Холодный воздух сильно ударил меня, зябко и угрожающе, его ледяные пальцы обхватили мое горло. Спотыкаясь, я пошел по улице, только тогда осознав, что забыл куртку. Холод кусал мою кожу, отчаянно пытаясь проникнуть сквозь тонкую ткань рубашки и заставляя кровь стыть под кожей.
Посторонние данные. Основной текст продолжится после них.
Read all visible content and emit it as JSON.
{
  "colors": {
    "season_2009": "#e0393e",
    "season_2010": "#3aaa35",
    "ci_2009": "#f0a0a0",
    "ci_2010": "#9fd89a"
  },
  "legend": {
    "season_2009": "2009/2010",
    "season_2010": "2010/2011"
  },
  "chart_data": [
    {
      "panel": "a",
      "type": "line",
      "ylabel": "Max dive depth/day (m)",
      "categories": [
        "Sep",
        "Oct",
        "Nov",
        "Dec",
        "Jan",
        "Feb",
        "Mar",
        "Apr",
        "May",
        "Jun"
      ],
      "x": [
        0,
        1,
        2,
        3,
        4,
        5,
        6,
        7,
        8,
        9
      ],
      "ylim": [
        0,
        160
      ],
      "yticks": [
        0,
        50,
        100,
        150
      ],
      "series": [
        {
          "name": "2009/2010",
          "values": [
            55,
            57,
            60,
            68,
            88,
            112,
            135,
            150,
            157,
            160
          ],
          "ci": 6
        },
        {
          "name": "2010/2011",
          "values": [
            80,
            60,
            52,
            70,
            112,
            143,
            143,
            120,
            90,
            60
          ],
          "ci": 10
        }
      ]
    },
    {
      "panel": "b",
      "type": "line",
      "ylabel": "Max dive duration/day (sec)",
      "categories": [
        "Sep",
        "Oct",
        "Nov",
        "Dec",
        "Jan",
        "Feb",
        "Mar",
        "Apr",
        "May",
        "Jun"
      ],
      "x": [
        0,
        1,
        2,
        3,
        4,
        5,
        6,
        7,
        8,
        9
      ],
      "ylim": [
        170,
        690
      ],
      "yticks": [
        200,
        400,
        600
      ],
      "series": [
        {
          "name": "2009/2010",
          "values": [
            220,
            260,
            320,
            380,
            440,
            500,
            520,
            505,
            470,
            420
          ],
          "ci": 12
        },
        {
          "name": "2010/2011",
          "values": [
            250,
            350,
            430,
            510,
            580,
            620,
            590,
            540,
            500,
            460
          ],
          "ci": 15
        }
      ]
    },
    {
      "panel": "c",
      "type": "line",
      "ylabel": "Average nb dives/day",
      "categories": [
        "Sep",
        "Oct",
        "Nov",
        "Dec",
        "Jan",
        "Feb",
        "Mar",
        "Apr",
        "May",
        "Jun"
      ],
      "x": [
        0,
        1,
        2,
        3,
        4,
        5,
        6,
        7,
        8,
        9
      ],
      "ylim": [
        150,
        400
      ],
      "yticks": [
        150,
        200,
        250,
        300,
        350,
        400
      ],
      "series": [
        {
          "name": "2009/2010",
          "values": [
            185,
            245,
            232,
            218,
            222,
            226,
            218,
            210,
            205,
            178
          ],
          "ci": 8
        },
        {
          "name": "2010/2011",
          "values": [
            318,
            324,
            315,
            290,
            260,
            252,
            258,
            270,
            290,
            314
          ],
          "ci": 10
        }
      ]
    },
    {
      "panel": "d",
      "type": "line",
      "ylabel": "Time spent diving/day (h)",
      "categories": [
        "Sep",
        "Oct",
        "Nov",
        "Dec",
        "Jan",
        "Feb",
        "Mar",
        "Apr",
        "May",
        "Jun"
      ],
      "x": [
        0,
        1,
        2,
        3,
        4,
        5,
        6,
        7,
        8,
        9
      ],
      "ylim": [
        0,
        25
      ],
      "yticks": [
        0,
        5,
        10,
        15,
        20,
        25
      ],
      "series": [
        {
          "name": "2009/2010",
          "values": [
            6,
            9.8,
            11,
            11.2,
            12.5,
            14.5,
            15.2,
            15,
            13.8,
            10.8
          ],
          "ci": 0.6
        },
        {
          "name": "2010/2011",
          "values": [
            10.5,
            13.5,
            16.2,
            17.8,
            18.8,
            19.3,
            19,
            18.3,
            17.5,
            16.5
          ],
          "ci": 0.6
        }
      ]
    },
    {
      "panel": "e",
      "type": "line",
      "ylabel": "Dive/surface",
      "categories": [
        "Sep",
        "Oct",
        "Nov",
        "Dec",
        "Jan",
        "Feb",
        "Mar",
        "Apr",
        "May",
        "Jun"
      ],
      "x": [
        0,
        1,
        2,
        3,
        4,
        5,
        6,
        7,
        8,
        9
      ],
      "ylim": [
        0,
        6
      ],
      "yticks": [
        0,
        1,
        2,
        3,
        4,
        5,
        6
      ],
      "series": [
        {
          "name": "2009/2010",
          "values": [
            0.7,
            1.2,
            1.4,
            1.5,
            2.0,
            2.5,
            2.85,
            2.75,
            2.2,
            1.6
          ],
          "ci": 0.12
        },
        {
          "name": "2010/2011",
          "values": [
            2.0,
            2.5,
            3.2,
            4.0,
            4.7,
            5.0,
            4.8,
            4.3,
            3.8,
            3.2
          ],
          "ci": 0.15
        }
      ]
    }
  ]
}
Я боялся, боялся больше, чем когда-либо за последние годы.
Остановиться означало думать о Бебе в моей постели, поэтому я продолжал идти. Шаг за шагом, одно мгновение сливалось с другим, пока не начал дышать легче, без панических вдохов, от которых воздух едва попадал в горло. Я пошел по улице, удаляясь от центра города и направляясь к парку, в котором уже бывал раньше, когда еще думал, что моя агорафобия — это то, от чего я избавлюсь.
Парк был закрыт коваными железными воротами, но я легко перелез через них. А потом оказался внутри. Маленькие пруды замерзли, парк был тих и спокоен в полуночный час. Рассвет еще не наступил, но если я задержусь здесь надолго, то увижу, как над тихим парком взойдет солнце.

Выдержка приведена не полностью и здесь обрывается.